Update: I've found a solution that will work for Pyrus. See my next blog post.
While working on Pyrus, the next generation installer for PEAR, I've been attempting to figure out how to leverage PHP's excellent new libxml-based XML validation to speed up package.xml validation in PEAR. To my great surprise and annoyance, I am starting to believe that this is the wrong thing to do.
Originally, I designed a W3C Schema for package.xml 2.0 using XMLSpy, but found that libxml is unable to handle the schema whatsoever. Instead, with the release of PEAR 1.4.0 I designed a schema validator based on the array functions of PHP and the unserialized array generated by XML_Serializer's XML_Unserializer class. Because this is not an elegant validator of W3C Schema or Relax NG, I called it "stupidSchemaValidate()". This is used to validate the basic structure of the XML level-by-level, and so requires many function calls.

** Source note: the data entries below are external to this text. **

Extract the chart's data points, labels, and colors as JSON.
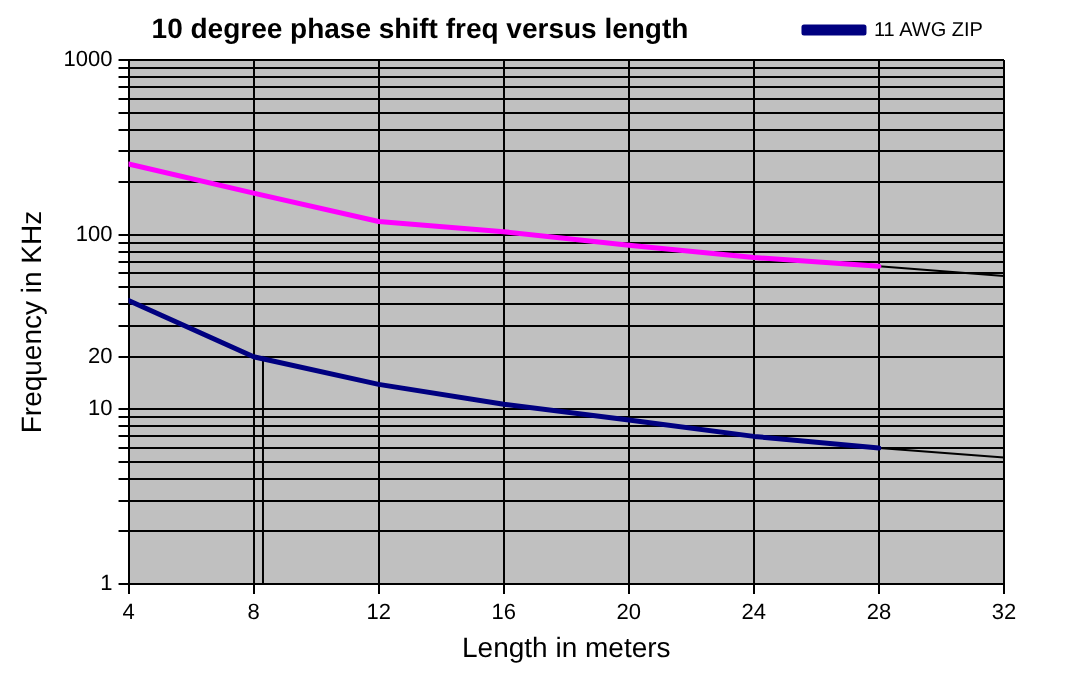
{
  "chart_data": {
    "type": "line",
    "title": "10 degree phase shift freq versus length",
    "xlabel": "Length in meters",
    "ylabel": "Frequency in KHz",
    "x": [
      4,
      8,
      12,
      16,
      20,
      24,
      28
    ],
    "series": [
      {
        "name": "11 AWG ZIP",
        "color": "#000080",
        "values": [
          42,
          20,
          13.9,
          10.7,
          8.7,
          7.0,
          6.0
        ]
      },
      {
        "color": "#ff00ff",
        "values": [
          254,
          173,
          119,
          104,
          87,
          74,
          66
        ]
      },
      {
        "color": "#000000",
        "x": [
          28,
          32
        ],
        "values": [
          66,
          58
        ]
      },
      {
        "color": "#000000",
        "x": [
          28,
          32
        ],
        "values": [
          6.0,
          5.3
        ]
      },
      {
        "color": "#000000",
        "x": [
          8.3,
          8.3
        ],
        "values": [
          20,
          1
        ]
      }
    ],
    "xlim": [
      4,
      32
    ],
    "xticks": [
      4,
      8,
      12,
      16,
      20,
      24,
      28,
      32
    ],
    "ylim": [
      1,
      1000
    ],
    "yticks": [
      1,
      {
        "value": 2,
        "label": null
      },
      {
        "value": 3,
        "label": null
      },
      {
        "value": 4,
        "label": null
      },
      {
        "value": 5,
        "label": null
      },
      {
        "value": 6,
        "label": null
      },
      {
        "value": 7,
        "label": null
      },
      {
        "value": 8,
        "label": null
      },
      {
        "value": 9,
        "label": null
      },
      10,
      20,
      {
        "value": 30,
        "label": null
      },
      {
        "value": 40,
        "label": null
      },
      {
        "value": 50,
        "label": null
      },
      {
        "value": 60,
        "label": null
      },
      {
        "value": 70,
        "label": null
      },
      {
        "value": 80,
        "label": null
      },
      {
        "value": 90,
        "label": null
      },
      100,
      {
        "value": 200,
        "label": null
      },
      {
        "value": 300,
        "label": null
      },
      {
        "value": 400,
        "label": null
      },
      {
        "value": 500,
        "label": null
      },
      {
        "value": 600,
        "label": null
      },
      {
        "value": 700,
        "label": null
      },
      {
        "value": 800,
        "label": null
      },
      {
        "value": 900,
        "label": null
      },
      1000
    ],
    "log": "y",
    "grid": true,
    "legend": "top right",
    "marker": "none",
    "line_style": "solid"
  }
}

I never considered using DTD because it can't handle namespaces.
Now that I am working on the PHP 5+ implementation of Pyrus, the first thing I thought I might do is create a Relax NG schema that the PHP libxml can handle. After an entire day of fighting with the thing, I've managed to discover more than 10 simple and valid Relax NG schema that simply don't work with the version of libxml distributed with PHP 5.2.3. In addition, with helpful error messages like "Expecting name, got nothing here," even with the use of libxml_use_internal_errors() I find the error reporting to be excruciatingly useless.

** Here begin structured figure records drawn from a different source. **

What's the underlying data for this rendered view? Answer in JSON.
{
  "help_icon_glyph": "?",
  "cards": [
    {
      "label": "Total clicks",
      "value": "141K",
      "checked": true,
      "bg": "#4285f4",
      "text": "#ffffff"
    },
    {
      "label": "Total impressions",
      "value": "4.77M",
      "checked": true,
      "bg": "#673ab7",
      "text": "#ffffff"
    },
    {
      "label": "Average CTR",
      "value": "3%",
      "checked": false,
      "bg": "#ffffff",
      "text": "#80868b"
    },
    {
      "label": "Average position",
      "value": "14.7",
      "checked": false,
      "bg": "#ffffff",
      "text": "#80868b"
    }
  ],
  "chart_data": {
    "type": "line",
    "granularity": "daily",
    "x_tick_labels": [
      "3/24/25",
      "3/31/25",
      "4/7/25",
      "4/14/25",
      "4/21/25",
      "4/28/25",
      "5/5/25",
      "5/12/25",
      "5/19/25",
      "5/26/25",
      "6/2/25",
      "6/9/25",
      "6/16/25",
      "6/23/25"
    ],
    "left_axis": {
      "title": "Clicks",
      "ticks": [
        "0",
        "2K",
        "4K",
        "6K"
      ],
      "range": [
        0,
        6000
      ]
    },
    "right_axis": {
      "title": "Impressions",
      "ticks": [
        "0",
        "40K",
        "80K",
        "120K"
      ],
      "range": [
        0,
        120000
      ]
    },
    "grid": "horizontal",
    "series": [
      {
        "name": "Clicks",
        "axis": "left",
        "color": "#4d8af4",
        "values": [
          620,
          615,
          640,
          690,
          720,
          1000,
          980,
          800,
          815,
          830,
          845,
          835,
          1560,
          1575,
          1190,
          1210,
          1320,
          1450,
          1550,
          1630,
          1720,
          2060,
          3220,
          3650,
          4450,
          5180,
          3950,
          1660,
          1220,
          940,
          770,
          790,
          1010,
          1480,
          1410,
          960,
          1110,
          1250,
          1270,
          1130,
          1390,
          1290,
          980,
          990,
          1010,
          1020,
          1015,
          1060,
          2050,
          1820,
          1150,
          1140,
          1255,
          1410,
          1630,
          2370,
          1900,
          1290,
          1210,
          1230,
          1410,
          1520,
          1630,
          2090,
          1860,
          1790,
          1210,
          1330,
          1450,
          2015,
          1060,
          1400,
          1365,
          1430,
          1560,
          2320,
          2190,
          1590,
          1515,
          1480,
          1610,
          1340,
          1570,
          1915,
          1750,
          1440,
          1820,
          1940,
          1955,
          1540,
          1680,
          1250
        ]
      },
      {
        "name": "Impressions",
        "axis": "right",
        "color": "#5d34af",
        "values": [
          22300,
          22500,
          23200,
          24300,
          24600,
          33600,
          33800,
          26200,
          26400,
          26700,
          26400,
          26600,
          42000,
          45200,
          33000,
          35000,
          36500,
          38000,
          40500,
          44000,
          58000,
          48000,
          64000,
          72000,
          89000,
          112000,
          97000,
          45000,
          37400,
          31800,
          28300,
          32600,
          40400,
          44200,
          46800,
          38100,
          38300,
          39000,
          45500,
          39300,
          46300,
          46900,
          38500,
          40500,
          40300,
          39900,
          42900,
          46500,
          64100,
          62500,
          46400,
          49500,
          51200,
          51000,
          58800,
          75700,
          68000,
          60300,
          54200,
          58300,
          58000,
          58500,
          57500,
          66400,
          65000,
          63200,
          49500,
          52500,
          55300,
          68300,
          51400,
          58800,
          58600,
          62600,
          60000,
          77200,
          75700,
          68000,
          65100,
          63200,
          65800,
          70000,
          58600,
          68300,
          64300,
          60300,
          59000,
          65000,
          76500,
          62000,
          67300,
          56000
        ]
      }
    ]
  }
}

With my hacked-together stupidSchemaValidate(), I get wonderfully clear error messages like "unexpected <channel>, expecting one of <version>, <date> on line 23" which make it not just easy but simple to debug broken package.xml formatting.
Is there anyone out there who has had any luck getting a supposedly smart external validation tool to print remotely helpful error messages on validating a complex .xml with PHP?